Court Rules in copyright case involving literary figures, Sherlock Holmes and Doctor Watson

by Sabrina I. Pacifici on January 1, 2014

Via the blog - Free Sherlock! Holmes belongs to the world:

“On Monday, December 23, 2013, the United States District Court for the Northern District of Illinois ruled on the plaintiff’s motion for summary judgment against the Conan Doyle Estate in a case involving the literary figures of Sherlock Holmes and Doctor Watson. The Court’s ruling states, in brief, that creators are free to use the characters of Holmes and Watson without licensing them from the Conan Doyle Estate. The Court cautioned that new stories about the pair can’t use elements that appear exclusively in the ten post-1922 stories by Conan Doyle (those that remain in copyright).
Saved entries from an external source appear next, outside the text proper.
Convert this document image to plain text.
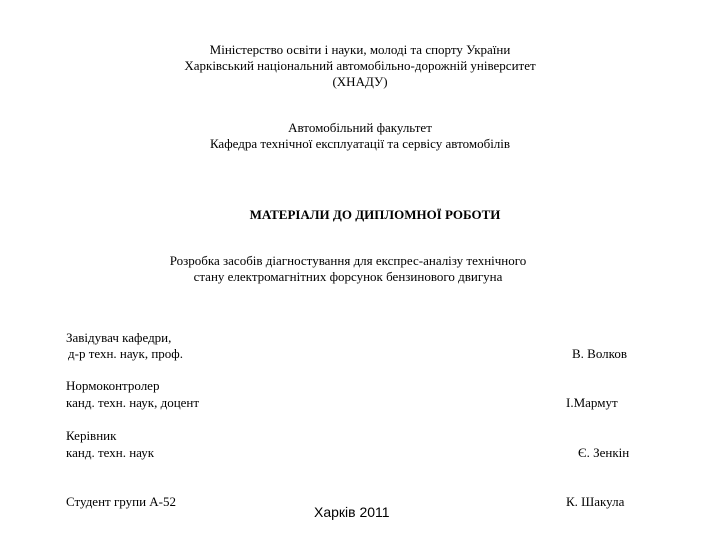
Міністерство освіти і науки, молоді та спорту України
Харківський національний автомобільно-дорожній університет
(ХНАДУ)
Автомобільний факультет
Кафедра технічної експлуатації та сервісу автомобілів
МАТЕРІАЛИ ДО ДИПЛОМНОЇ РОБОТИ
Розробка засобів діагностування для експрес-аналізу технічного
стану електромагнітних форсунок бензинового двигуна
Завідувач кафедри,
д-р техн. наук, проф.	В. Волков
Нормоконтролер
канд. техн. наук, доцент	І.Мармут
Керівник
канд. техн. наук	Є. Зенкін
Студент групи А-52	К. Шакула
Харків 2011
However, elements from the fifty pre-1923 stories are in the public domain. The ruling is a victory for the plaintiff Leslie S. Klinger, who sought to establish that the Estate was wrong in claiming that no new stories could be written about Holmes or Watson without the Estate’s permission. “Sherlock Holmes belongs to the world,” Klinger said. “This ruling clearly establishes that. Whether it’s a reimagining in modern dress (like the BBC’s Sherlock or CBS-TV’s Elementary), vigorous interpretations like the Warner Bros. fine Sherlock Holmes films, or new stories by countless authors inspired by the characters, people want to celebrate Holmes and Watson. Now they can do so without fear of suppression by Conan Doyle’s heirs.